🤖 AI Summary
This study addresses the performance limitations in credit card fraud detection caused by the scarcity, high cost, and imbalanced distribution of fraudulent samples. To overcome these challenges, the authors propose a Combinatorial Fusion Analysis (CFA) framework during validation that searches for an optimal subset among seven base classifiers—including Random Forest, XGBoost, and LightGBM—and integrates them via a Diversity-Enhanced Fusion Weighted Scoring (DEF WtScore) strategy. By treating CFA as a model selection and weighting mechanism rather than full ensemble fusion, the approach effectively mitigates information leakage. Evaluation employs an unbiased 60/20/20 data split and Bootstrap confidence intervals.
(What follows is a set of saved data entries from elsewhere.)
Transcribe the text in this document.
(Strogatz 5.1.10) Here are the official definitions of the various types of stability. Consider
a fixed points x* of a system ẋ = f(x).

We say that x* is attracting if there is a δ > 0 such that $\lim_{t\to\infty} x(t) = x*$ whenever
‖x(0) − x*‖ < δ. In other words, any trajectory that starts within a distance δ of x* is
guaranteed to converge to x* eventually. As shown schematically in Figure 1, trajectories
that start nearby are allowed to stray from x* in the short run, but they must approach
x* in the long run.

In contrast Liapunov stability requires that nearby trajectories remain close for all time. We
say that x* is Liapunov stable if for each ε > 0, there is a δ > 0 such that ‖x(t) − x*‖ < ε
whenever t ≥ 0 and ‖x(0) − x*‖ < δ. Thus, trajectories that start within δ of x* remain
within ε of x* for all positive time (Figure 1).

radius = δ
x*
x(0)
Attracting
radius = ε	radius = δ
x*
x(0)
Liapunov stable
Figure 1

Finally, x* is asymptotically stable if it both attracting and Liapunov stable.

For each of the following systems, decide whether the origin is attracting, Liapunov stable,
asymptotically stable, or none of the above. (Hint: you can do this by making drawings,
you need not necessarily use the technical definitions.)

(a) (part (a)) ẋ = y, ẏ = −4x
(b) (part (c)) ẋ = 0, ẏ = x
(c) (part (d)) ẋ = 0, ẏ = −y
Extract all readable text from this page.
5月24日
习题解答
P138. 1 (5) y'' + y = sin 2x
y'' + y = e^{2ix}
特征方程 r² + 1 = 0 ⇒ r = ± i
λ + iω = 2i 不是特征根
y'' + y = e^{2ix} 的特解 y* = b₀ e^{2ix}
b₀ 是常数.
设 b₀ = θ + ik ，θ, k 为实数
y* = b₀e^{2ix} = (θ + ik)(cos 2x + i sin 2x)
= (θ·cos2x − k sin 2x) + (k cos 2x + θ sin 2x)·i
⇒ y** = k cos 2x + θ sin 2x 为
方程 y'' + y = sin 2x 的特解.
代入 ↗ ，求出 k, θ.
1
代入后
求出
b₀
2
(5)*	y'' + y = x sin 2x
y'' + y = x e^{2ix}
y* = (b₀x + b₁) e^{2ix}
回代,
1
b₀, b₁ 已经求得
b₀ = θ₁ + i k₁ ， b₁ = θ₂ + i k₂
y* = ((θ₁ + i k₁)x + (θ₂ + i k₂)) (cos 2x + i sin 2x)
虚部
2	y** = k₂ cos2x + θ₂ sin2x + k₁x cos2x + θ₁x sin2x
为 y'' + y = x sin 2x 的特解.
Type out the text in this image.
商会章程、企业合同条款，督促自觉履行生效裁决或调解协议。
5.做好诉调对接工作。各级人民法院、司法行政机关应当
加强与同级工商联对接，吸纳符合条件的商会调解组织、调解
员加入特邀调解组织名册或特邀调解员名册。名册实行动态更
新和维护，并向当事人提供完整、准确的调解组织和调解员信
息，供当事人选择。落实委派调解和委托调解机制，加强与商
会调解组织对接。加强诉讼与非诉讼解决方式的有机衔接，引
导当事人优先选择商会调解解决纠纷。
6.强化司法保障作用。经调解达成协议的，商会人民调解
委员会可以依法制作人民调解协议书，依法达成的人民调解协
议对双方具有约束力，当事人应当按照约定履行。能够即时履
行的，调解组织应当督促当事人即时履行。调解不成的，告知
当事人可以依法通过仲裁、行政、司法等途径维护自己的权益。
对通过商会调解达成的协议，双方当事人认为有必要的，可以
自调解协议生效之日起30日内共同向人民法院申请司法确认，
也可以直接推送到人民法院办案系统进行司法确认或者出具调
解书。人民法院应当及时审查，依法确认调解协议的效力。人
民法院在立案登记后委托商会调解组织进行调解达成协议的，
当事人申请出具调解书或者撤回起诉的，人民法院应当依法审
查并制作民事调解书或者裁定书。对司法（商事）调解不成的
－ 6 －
On the IEEE-CIS dataset, the method achieves an AUC-ROC of 0.9405, AUPRC of 0.6699, and F1-score of 0.6373, significantly outperforming the best individual model, soft voting, and stacking ensembles.
📝 Abstract
Credit-card fraud detection is difficult because fraudulent transactions are rare, costly, and unevenly distributed. Strong gradient-boosted tree models already perform well on structured transaction data, so the value of another fusion method is not obvious. This paper examines whether Combinatorial Fusion Analysis (CFA), which searches over model subsets and rank-score fusion rules, can still add value on the IEEE-CIS Fraud Detection benchmark. Using a leakage-free 60/20/20 train/validation/test protocol, we evaluate 480 fusion configurations built from seven base classifiers. The best test-set result comes from diversity-weighted score fusion of Random Forest, XGBoost, and LightGBM (DEF WtScore), with AUC-ROC = 0.9405, AUPRC = 0.6699, and F1 = 0.6373. Bootstrap confidence intervals from 1,000 resamples show that the gains over the strongest single model exclude zero for all three metrics. CFA matches soft voting on AUC-ROC, improves AUPRC and F1, and outperforms stacking in this setting. A CTGAN augmentation experiment gives a negative result: synthetic fraud samples degrade both individual models and CFA. Overall, CFA is most useful here not as a way to combine every classifier, but as a validation-stage method for choosing a small, complementary subset and assigning diversity-aware weights.